Senator Tim Kaine (D., Va.) said Wednesday that race may be a factor as to why President Obama is facing opposition in the Senate regarding his Supreme Court nominee, Merrick Garland.
MSNBC host Rachel Maddow asked Kaine, a potential running mate for Democratic frontrunner Hillary Clinton, if the Senate is delaying the nomination process due to a fundamental disrespect for Obama.
"I think that's a very serious concern. The rationale that the Republicans use, 'We want to wait until the next president and let the people decide,' is what we call in civil rights, and I used to try civil rights cases, a complete pretext. That's not the way it's been done in the past," Kaine said.
"There's a lot of concern that this president's nominee has been given second-class treatment, not because of the nominee but because of the character of the president himself and that is very painful for people to contemplate about the nation's first African-American president, that they wouldn't pay him the respect of having a hearing and having a vote on a nominee in the way they've done with other presidents."
Maddow re-raised the issue of race, asking whether or not it is linked to the resistance Obama is facing from Republicans and the conservative movement over picking Garland.

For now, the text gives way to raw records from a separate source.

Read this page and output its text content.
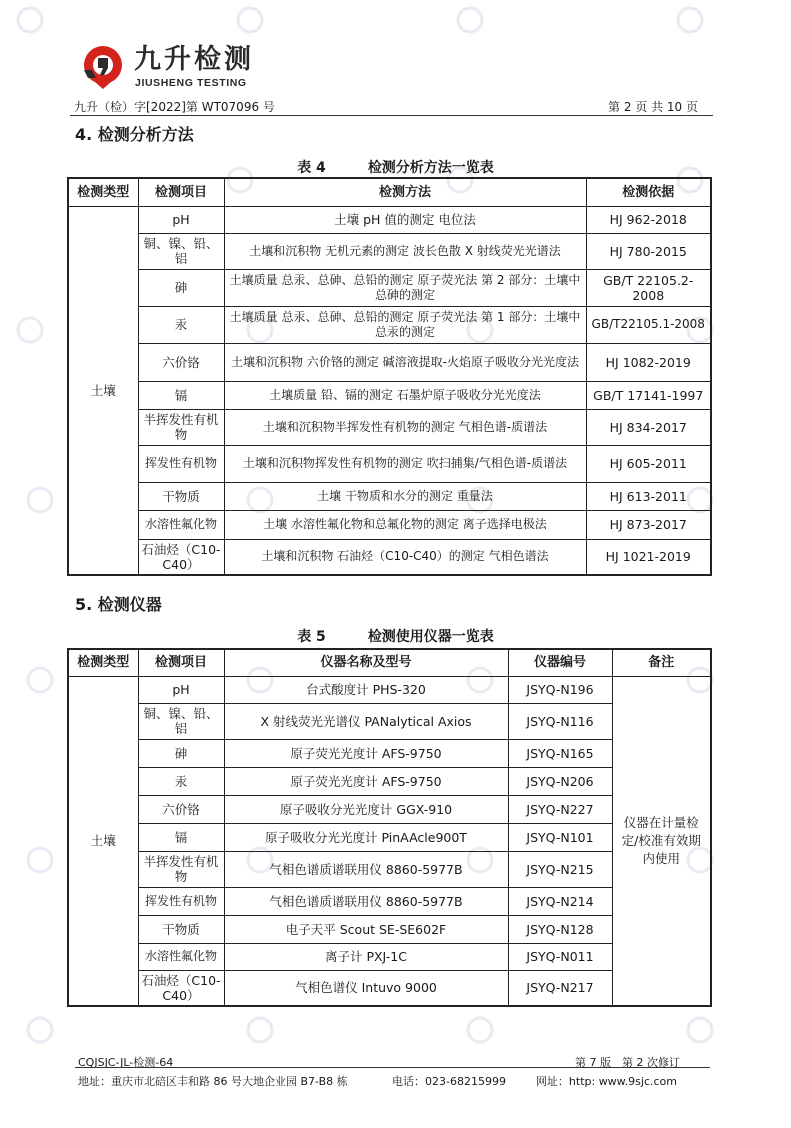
九升检测
JIUSHENG TESTING
九升（检）字[2022]第 WT07096 号	第 2 页 共 10 页
4. 检测分析方法
表 4	检测分析方法一览表
检测类型	检测项目	检测方法	检测依据
土壤	pH	土壤 pH 值的测定 电位法	HJ 962-2018
	铜、镍、铅、铝	土壤和沉积物 无机元素的测定 波长色散 X 射线荧光光谱法	HJ 780-2015
	砷	土壤质量 总汞、总砷、总铅的测定 原子荧光法 第 2 部分：土壤中总砷的测定	GB/T 22105.2-2008
	汞	土壤质量 总汞、总砷、总铅的测定 原子荧光法 第 1 部分：土壤中总汞的测定	GB/T22105.1-2008
	六价铬	土壤和沉积物 六价铬的测定 碱溶液提取-火焰原子吸收分光光度法	HJ 1082-2019
	镉	土壤质量 铅、镉的测定 石墨炉原子吸收分光光度法	GB/T 17141-1997
	半挥发性有机物	土壤和沉积物半挥发性有机物的测定 气相色谱-质谱法	HJ 834-2017
	挥发性有机物	土壤和沉积物挥发性有机物的测定 吹扫捕集/气相色谱-质谱法	HJ 605-2011
	干物质	土壤 干物质和水分的测定 重量法	HJ 613-2011
	水溶性氟化物	土壤 水溶性氟化物和总氟化物的测定 离子选择电极法	HJ 873-2017
	石油烃（C10-C40）	土壤和沉积物 石油烃（C10-C40）的测定 气相色谱法	HJ 1021-2019
5. 检测仪器
表 5	检测使用仪器一览表
检测类型	检测项目	仪器名称及型号	仪器编号	备注
土壤	pH	台式酸度计 PHS-320	JSYQ-N196	仪器在计量检定/校准有效期内使用
	铜、镍、铅、铝	X 射线荧光光谱仪 PANalytical Axios	JSYQ-N116	
	砷	原子荧光光度计 AFS-9750	JSYQ-N165	
	汞	原子荧光光度计 AFS-9750	JSYQ-N206	
	六价铬	原子吸收分光光度计 GGX-910	JSYQ-N227	
	镉	原子吸收分光光度计 PinAAcle900T	JSYQ-N101	
	半挥发性有机物	气相色谱质谱联用仪 8860-5977B	JSYQ-N215	
	挥发性有机物	气相色谱质谱联用仪 8860-5977B	JSYQ-N214	
	干物质	电子天平 Scout SE-SE602F	JSYQ-N128	
	水溶性氟化物	离子计 PXJ-1C	JSYQ-N011	
	石油烃（C10-C40）	气相色谱仪 Intuvo 9000	JSYQ-N217	
CQJSJC-JL-检测-64	第 7 版　第 2 次修订
地址：重庆市北碚区丰和路 86 号大地企业园 B7-B8 栋	电话：023-68215999	网址：http: www.9sjc.com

"Raising the issue of this being the first African-American president, that issue of legitimacy, do you think that is the through line that explains the way Republicans and the conservative movement have treated President Obama? Do you think fundamentally it is about race, that there's a racial element to the resistance to him that people should be more explicit in discussing?" Maddow asked.
"There is an attack on his legitimacy that I think is just fundamentally different than what's come before," Kaine said.